AS they say, truth is often stranger than fiction.

And no one knows this more than author James Hayward.

James is a writer and historian who grew up in Colchester but now lives in Norfolk.

His latest book, Burn the Sea, is the true story of one of the greatest fictions of the Second World War and was partly inspired by his love of history growing up in the area.

“I’ve always had an interest in the Second World War,” he says, “in particular as a teenager when I lived in Colchester. Back then I spent a lot of my time cycling all over the area to the places where the Battle of Britain was fought over in the vain hope I might find something.

“I remember making pilgrimages to a shop in Clacton which Derek Johnson used to run. He was the author of East Anglia at War which was a huge influences on me during the Seventies.”

Later James would return to the area to study at Essex University and it was during that time he uncovered the story of the failed invasion of England, which he tackles in his very first book, The Bodies on the Beach.

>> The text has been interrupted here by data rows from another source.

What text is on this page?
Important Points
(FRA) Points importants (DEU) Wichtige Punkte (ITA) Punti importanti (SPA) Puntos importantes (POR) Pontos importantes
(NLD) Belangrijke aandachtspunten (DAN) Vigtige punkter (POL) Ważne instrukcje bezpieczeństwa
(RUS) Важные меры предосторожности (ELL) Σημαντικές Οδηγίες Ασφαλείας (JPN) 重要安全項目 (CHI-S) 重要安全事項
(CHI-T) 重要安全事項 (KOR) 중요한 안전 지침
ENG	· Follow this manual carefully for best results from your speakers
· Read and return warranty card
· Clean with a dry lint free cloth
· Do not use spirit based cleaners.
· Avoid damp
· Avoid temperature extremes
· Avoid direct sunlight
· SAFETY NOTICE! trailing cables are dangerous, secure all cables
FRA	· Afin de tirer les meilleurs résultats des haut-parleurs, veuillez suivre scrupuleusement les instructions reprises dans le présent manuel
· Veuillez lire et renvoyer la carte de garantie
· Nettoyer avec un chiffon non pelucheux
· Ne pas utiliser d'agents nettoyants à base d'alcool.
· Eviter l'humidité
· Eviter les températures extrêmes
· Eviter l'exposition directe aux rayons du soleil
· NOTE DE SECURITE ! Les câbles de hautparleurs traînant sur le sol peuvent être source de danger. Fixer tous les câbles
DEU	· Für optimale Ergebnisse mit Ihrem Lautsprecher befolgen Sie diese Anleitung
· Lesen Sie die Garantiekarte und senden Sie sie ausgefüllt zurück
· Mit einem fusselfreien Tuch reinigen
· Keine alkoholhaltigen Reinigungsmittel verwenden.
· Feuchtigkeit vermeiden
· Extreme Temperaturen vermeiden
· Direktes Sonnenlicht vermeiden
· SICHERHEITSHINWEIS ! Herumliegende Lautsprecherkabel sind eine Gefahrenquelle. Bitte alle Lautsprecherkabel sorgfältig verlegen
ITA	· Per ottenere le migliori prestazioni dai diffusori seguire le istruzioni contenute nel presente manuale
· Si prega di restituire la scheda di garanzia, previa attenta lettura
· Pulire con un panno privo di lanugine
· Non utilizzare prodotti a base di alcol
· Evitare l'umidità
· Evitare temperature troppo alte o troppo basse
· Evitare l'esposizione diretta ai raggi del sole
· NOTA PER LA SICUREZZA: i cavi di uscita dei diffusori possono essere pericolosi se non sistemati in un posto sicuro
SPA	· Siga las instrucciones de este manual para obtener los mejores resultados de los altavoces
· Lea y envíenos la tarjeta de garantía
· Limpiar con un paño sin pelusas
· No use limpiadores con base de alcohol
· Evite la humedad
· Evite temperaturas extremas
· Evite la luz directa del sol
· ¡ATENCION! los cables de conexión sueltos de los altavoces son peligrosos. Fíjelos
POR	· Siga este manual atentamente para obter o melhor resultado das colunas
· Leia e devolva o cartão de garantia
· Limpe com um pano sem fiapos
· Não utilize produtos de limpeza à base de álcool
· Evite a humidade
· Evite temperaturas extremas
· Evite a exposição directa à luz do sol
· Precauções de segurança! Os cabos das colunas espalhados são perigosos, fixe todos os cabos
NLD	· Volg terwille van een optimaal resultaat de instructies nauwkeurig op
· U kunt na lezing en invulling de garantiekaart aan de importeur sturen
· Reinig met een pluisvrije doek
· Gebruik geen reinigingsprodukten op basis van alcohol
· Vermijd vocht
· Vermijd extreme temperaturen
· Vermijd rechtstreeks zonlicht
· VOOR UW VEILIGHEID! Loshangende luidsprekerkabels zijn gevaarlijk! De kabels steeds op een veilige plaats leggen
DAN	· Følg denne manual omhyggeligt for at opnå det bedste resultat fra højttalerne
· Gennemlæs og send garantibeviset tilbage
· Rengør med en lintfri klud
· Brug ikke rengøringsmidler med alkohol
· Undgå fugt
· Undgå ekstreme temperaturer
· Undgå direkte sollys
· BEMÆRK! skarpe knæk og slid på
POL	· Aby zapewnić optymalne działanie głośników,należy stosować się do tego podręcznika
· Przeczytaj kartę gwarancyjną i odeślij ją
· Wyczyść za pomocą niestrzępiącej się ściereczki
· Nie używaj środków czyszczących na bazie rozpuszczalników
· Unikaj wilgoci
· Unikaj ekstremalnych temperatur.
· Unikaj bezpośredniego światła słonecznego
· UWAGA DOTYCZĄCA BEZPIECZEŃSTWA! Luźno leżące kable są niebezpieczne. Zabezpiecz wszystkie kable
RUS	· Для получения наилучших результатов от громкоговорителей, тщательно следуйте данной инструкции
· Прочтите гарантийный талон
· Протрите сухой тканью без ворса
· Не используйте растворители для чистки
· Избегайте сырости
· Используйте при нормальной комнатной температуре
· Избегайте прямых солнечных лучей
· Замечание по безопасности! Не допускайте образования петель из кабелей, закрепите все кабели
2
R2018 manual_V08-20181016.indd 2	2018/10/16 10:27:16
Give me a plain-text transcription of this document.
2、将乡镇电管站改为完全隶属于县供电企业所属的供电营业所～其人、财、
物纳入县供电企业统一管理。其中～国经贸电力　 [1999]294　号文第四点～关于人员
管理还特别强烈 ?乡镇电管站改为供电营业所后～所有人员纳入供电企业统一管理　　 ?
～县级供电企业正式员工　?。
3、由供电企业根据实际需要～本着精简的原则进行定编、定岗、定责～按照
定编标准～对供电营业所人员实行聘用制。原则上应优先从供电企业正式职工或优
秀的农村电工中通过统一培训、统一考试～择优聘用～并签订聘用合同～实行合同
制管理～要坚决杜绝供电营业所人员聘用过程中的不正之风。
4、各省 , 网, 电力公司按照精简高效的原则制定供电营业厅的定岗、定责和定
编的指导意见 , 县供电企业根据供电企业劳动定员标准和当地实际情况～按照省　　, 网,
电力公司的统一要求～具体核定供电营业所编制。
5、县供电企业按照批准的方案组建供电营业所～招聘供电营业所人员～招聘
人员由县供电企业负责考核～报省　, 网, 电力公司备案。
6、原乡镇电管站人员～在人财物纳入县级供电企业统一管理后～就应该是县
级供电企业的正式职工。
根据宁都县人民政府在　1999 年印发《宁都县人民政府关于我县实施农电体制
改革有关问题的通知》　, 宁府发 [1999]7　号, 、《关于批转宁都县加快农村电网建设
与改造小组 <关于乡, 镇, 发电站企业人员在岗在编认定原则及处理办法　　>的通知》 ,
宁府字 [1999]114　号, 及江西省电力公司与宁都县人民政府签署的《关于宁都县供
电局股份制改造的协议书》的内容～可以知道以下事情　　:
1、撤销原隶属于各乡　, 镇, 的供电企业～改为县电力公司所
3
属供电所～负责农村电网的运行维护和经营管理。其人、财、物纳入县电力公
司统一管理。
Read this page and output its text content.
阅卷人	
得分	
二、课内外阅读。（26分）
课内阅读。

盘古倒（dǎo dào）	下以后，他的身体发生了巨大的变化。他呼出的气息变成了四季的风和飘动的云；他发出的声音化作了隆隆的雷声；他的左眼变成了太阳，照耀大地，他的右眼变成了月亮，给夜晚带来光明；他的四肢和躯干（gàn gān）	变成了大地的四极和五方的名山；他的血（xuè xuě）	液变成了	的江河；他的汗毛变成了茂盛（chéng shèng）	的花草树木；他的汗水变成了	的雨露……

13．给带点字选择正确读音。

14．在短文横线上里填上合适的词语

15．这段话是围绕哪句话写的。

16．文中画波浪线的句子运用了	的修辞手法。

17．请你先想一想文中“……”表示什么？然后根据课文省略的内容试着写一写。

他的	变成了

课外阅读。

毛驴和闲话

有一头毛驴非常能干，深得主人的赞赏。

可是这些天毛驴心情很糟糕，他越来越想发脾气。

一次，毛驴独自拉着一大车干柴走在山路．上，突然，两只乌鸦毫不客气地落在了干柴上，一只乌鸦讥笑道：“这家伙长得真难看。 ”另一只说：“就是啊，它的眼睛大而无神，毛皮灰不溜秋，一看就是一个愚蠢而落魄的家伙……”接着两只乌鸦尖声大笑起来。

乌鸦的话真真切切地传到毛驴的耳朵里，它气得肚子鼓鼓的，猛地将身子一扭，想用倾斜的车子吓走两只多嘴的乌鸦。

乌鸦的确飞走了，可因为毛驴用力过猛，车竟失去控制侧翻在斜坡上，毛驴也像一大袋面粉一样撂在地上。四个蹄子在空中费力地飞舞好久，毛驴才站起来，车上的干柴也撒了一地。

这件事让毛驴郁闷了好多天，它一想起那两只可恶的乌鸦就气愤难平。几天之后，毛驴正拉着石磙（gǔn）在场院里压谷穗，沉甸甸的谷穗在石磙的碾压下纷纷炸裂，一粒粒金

Now he’s revisiting the subject, some 22 years later, in Burn the Sea Sparked by the Directorate of Military Intelligence and MI6, rumours that Britain had set fire to the English Channel to defeat a German invasion in 1940 quickly spread around the world. Highly popular in America, the incendiary ‘Big Lie’ became Britain’s first significant propaganda victory of the Second World War.

Yet the unlikely deception was founded in fact.

Dead German soldiers were washed ashore on British beaches, a secret Petroleum Warfare Department tested lethal flame barrages on land and sea, and fire ships were hastily dispatched to enemy ports as part of Operation Lucid.

Burn the Sea is the definitive account of the origin, circulation and astonishing longevity of the myth of the ‘invasion that failed’ in 1940, as well as its revival in 1992.

“There’s been a lot of material that has been declassified after 22 years,” James adds, “and of course there is a lot more information on the internet so that made it easier writing the book.

“It is a complicated subject dealing with military intelligence, propoganda and myth and so it’s a difficult story to explain, needing quite a bit of detail rather than a pacy narrative.

“What’s so remarkable about the tale is that it re-emerged as truth in 1992 when someone made an anonymous phone call to a newspaper. That just goes to show how powerful the original story.”

Burn the Sea is published on February 4 by the History Press priced £17.99.